Our rescue cat, Tex, is seven years old and obese. Our vet told us that this can lead to a number of health problems as he gets older, and she suggested we put him on a diet to help him lose a few pounds.
We used to free feed him dry food, but over the last two months have slowly transitioned him to wet food twice a day (as suggested by the vet). Now that he’s only eating twice a day instead of all day, and is eating slightly less than he’s used to, though, he has started meowing constantly – practically all day long! – begging for food. Every time we sit down to eat something, he tries to jump on the table or into our laps to steal bites from our plates, as well. It’s gotten to the point where I’ve started eating lunch standing up just so I don’t have to keep shoving him out of the way!
I feel bad for him, because I know myself how hard dieting can be, but he’s driving us up the wall with the constant crying and begging. How can we help him feel better when he’s so hungry all the time?
Sincerely, Vexed Tex
Dear Delightful Tolkien Nerd,
First things first: good job on heeding the advice of your vet and helping your little buddy shed a little weight! Obesity in cats is unfortunately all too common, and it can lead to a variety of issues as cats grow older. Even being moderately overweight can reduce a cat’s life expectancy, and obesity in particular increases their risks of developing cancer, diabetes, heart disease, hypertension, osteoarthritis and the chronic pain that comes with it, bladder or kidney stones, and more.
It definitely sounds like your vet has put you on the right track in terms of slowly switching from free feeding dry food to a fixed amount of wet food twice a day. But as you point out, dieting for kitties can be just as hard as dieting for humans – nobody likes feeling hungry.
So, what can you do?
One of the first things you could try is adding a lunch for Tex – that is, going from two meals a day to three. Feed him the same daily quantity you’re doing now, but spread it out into more frequent, smaller meals. Just tossing in a mid-day meal can make a big difference. If you work outside the home during the day, you can also split dinner into two meals, by feeding half the usual dinner when you first get home, and the other half right before you go to bed. My humans do this to keep my crazy brother, the Unholy Terror, from getting too hungry during the night.
In terms of helping stem the meowing, one of the most important things to do is NOT GIVE IN! We cats are no dummies – we know that meowing at you is one way we can get what we want. If you give in even once by handing over a snack after a prolonged session of begging, you’re toast!
If Tex jumps onto the table or into your lap while you’re eating, simply gently pick him up and put him back on the floor. Try to redirect him to a toy he can play with while you eat (Moody Pet’s “Fling-ama-String” toy is popular at my house for this purpose, because we can play with it by ourselves).

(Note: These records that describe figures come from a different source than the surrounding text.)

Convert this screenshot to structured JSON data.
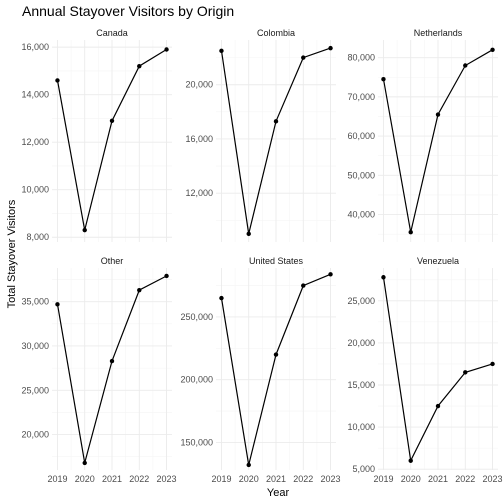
{
  "chart_data": {
    "type": "line",
    "title": "Annual Stayover Visitors by Origin",
    "xlabel": "Year",
    "ylabel": "Total Stayover Visitors",
    "x": [
      2019,
      2020,
      2021,
      2022,
      2023
    ],
    "x_ticks": [
      "2019",
      "2020",
      "2021",
      "2022",
      "2023"
    ],
    "grid": true,
    "facet_scales": "free_y",
    "panels": [
      {
        "name": "Canada",
        "values": [
          14600,
          8300,
          12900,
          15200,
          15900
        ],
        "ylim": [
          7800,
          16300
        ],
        "y_ticks": [
          8000,
          10000,
          12000,
          14000,
          16000
        ],
        "y_tick_labels": [
          "8,000",
          "10,000",
          "12,000",
          "14,000",
          "16,000"
        ]
      },
      {
        "name": "Colombia",
        "values": [
          22500,
          9000,
          17300,
          22000,
          22700
        ],
        "ylim": [
          8400,
          23300
        ],
        "y_ticks": [
          12000,
          16000,
          20000
        ],
        "y_tick_labels": [
          "12,000",
          "16,000",
          "20,000"
        ]
      },
      {
        "name": "Netherlands",
        "values": [
          74500,
          35500,
          65500,
          78000,
          82000
        ],
        "ylim": [
          33000,
          84500
        ],
        "y_ticks": [
          40000,
          50000,
          60000,
          70000,
          80000
        ],
        "y_tick_labels": [
          "40,000",
          "50,000",
          "60,000",
          "70,000",
          "80,000"
        ]
      },
      {
        "name": "Other",
        "values": [
          34700,
          16800,
          28300,
          36300,
          37900
        ],
        "ylim": [
          16000,
          38800
        ],
        "y_ticks": [
          20000,
          25000,
          30000,
          35000
        ],
        "y_tick_labels": [
          "20,000",
          "25,000",
          "30,000",
          "35,000"
        ]
      },
      {
        "name": "United States",
        "values": [
          265000,
          132000,
          220000,
          275000,
          284000
        ],
        "ylim": [
          128000,
          289000
        ],
        "y_ticks": [
          150000,
          200000,
          250000
        ],
        "y_tick_labels": [
          "150,000",
          "200,000",
          "250,000"
        ]
      },
      {
        "name": "Venezuela",
        "values": [
          27800,
          6000,
          12500,
          16500,
          17500
        ],
        "ylim": [
          4900,
          28900
        ],
        "y_ticks": [
          5000,
          10000,
          15000,
          20000,
          25000
        ],
        "y_tick_labels": [
          "5,000",
          "10,000",
          "15,000",
          "20,000",
          "25,000"
        ]
      }
    ]
  }
}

Importantly, don’t punish him or yell – kitties do not respond well to anger; it just scares and upsets us! Be patient, gentle, distracting, and consistent. And don’t forget to reward him when he’s good, too! Ask your vet if you can add a couple of healthy treats a day into his diet to use to help reinforce good behavior.
Speaking of play, stepping up your playtime every day can also make a big difference. When he starts to pester you, get a toy out to distract him with. Adding in some lengthy, highly aerobic rounds of play a couple of times a day will not only help Tex burn some extra calories, but it will also burn off some of the energy he’s using to fuel those marathon crying sessions. It additionally helps with one of the most common drivers of the desire to eat: BOREDOM.
If Tex isn’t used to playing much, it might take a while to get him into the habit. Try a variety of toys until you find something he loves, and make the play as active as you can. Use feathers or mice on sticks you can use to get him to jump up and down off cat trees and furniture, or balls you can toss down the hallway for him to chase. Laser pointers are great for this too!
You can even set up an obstacle course in one of your rooms that you run him through several times in a row using a feather/stick toy to lead him along. Set up some chairs for him to jump on and off, put a couple of scratching posts in the middle of the room to lead him around, cut the bottoms off a few boxes or brown bags and make a series of tunnels he has to run through; be creative! Periodically get a new type of stick toy and rearrange the obstacle course to change it up.
Most of all, just be patient and consistent with whatever it is you try. Tex will eventually adjust to his new feeding schedule and the begging will ease up. Ramping up your play together will increase your bond AND make him healthier and calmer as well. It’s win-win! Best of luck to you and Tex and thank you for adopting a rescue kitty!